Zwar habe sich laut Kussyk seit Beginn ihrer Arbeit als Sozialarbeiterin vieles für Frauen verbessert und das Bewusstsein für sexuelle Übergriffe sei viel stärker ausgeprägt. Dennoch würden sich Frauen auch heute noch schuldig fühlen und schämen. "Zu meiner Anfangszeit war ich der festen Überzeugung, dass es in 30 Jahren so ein Angebot nicht mehr braucht und wir zusperren können" , sagt Kussyk.

Dass genau das Gegenteil der Fall ist, weiß auch Maria Rösslhumer, Leiterin der Frauenhelpline und Geschäftsführerin des Vereins Autonome Österreichische Frauenhäuser zu berichten. Die bundesweite – und ausschließlich telefonische – Beratungsstelle gegen Gewalt wurde im Jahr 1998 installiert und verzeichnete im Jahr 2015 mehr als 7000 Anrufe von Frauen und Mädchen. Die Nummer ist rund um die Uhr erreichbar, die Beratung kostenlos und anonym und wird auch mehrsprachig durchgeführt.

Es würden sowohl Frauen anrufen, die nach konkreten Auskünften fragen, als auch solche, denen nicht klar ist, welchen Schritt sie beispielsweise in einer von Gewalt geprägten Beziehung setzen sollen. Dann gilt es, im Zuge des Gesprächs eine Lösung zu finden.

>> Link zur Studie: Gewalt gegen Frauen. Eine EU-weite Erhebung

Wo Sie Hilfe finden:


Frauenhelpline gegen Gewalt
0800 / 222 555
Kostenlose telefonische 24-Stunden Erst- und Krisenberatung für Frauen, Kinder und Jugendliche, die von Gewalt betroffen sind.

24-Stunden Frauennotruf der Stadt Wien
01 / 71 71 19
Anlaufstelle für alle Frauen und Mädchen ab 14 Jahren, die unter sexualisierter, körperlicher und/oder psychischer Gewalt leiden.

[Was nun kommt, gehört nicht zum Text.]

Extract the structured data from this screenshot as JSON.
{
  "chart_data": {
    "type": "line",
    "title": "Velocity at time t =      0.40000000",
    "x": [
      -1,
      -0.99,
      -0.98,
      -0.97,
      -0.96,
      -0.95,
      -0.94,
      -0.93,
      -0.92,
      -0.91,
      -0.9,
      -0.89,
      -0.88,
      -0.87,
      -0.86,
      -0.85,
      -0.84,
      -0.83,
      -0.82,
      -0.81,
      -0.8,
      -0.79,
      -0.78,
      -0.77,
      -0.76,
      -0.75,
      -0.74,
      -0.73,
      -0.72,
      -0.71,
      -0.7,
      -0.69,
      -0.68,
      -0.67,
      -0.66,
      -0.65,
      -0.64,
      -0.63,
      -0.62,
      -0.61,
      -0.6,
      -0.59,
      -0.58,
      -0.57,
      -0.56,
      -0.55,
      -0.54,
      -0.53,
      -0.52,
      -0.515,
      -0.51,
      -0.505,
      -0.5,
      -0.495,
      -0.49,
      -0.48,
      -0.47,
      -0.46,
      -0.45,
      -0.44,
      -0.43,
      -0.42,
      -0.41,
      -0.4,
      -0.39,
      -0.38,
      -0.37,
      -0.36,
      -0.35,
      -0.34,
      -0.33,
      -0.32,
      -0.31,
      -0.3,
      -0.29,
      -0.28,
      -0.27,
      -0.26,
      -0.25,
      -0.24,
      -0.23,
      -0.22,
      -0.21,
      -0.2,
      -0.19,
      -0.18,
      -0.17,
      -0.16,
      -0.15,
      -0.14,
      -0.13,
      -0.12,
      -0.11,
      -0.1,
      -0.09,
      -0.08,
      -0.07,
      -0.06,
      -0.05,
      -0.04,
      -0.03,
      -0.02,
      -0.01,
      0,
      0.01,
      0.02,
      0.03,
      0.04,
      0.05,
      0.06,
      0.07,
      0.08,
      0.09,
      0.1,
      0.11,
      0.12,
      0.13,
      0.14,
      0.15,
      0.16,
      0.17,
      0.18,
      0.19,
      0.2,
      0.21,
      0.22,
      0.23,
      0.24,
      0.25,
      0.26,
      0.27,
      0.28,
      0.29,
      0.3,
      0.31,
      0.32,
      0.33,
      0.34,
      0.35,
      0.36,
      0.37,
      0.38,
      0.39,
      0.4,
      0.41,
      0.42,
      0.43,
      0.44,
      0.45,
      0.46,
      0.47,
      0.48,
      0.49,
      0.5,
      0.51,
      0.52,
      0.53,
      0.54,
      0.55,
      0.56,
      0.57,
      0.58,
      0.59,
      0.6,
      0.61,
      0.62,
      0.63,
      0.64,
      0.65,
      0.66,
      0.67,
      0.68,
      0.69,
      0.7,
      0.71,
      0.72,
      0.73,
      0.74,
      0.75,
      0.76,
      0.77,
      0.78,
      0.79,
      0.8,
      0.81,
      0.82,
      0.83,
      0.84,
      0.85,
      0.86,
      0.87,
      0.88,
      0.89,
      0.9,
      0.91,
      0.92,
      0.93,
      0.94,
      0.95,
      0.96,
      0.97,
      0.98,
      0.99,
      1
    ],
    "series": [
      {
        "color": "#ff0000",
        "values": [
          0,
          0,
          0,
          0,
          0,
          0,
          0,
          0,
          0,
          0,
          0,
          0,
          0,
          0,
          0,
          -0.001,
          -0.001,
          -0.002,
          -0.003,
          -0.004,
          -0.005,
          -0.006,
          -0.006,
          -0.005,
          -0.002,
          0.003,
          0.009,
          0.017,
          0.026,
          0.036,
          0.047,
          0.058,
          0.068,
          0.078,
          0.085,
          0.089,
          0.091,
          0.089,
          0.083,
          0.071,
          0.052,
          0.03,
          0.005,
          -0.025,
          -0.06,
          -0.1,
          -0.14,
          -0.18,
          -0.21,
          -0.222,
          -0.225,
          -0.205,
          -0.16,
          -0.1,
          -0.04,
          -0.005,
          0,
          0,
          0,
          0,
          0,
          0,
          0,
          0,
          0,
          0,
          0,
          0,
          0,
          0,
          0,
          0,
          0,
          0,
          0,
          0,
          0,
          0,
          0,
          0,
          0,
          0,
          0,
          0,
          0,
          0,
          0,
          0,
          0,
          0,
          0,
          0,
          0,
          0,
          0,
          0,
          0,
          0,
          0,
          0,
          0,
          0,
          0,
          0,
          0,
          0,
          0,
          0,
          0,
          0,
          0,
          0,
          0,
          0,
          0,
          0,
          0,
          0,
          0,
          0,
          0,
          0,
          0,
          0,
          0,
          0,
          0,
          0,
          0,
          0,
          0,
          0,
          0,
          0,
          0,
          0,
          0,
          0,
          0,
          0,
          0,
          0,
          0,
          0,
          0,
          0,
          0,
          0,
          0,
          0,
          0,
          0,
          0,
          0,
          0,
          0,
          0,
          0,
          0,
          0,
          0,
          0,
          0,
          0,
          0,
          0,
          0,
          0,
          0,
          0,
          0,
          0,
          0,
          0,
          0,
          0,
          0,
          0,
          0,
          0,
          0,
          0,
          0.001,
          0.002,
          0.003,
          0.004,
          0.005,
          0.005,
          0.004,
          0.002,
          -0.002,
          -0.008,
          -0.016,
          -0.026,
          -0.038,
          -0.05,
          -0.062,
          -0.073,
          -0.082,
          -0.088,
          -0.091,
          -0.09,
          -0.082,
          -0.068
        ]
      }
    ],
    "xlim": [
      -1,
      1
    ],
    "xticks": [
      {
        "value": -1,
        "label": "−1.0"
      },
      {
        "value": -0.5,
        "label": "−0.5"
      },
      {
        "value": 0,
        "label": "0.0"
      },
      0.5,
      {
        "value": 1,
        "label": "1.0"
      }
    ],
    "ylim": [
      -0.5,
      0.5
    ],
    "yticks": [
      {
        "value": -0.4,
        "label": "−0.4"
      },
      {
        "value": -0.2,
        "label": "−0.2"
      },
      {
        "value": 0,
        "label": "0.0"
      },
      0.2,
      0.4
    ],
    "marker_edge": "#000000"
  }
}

NotrufBeratung für vergewaltigte Frauen & Mädchen
01 / 523 22 22
Fachstelle zu sexueller Gewalt an Frauen und Mädchen. Erreichbarkeit unter: www.frauenberatung.at

Am Dienstag, den 14. Februar, wird unter dem Motto "One Billion Rising" zum fünften Mal im öffentlichen Raum gegen Gewalt an Frauen getanzt. Der Name der Kundgebung – "eine Milliarde erhebt sich" – ergibt sich aus der statistischen Aussage der UN, dass ein Drittel aller Frauen und Mädchen weltweit in ihrem Leben Opfer von Gewalt werden.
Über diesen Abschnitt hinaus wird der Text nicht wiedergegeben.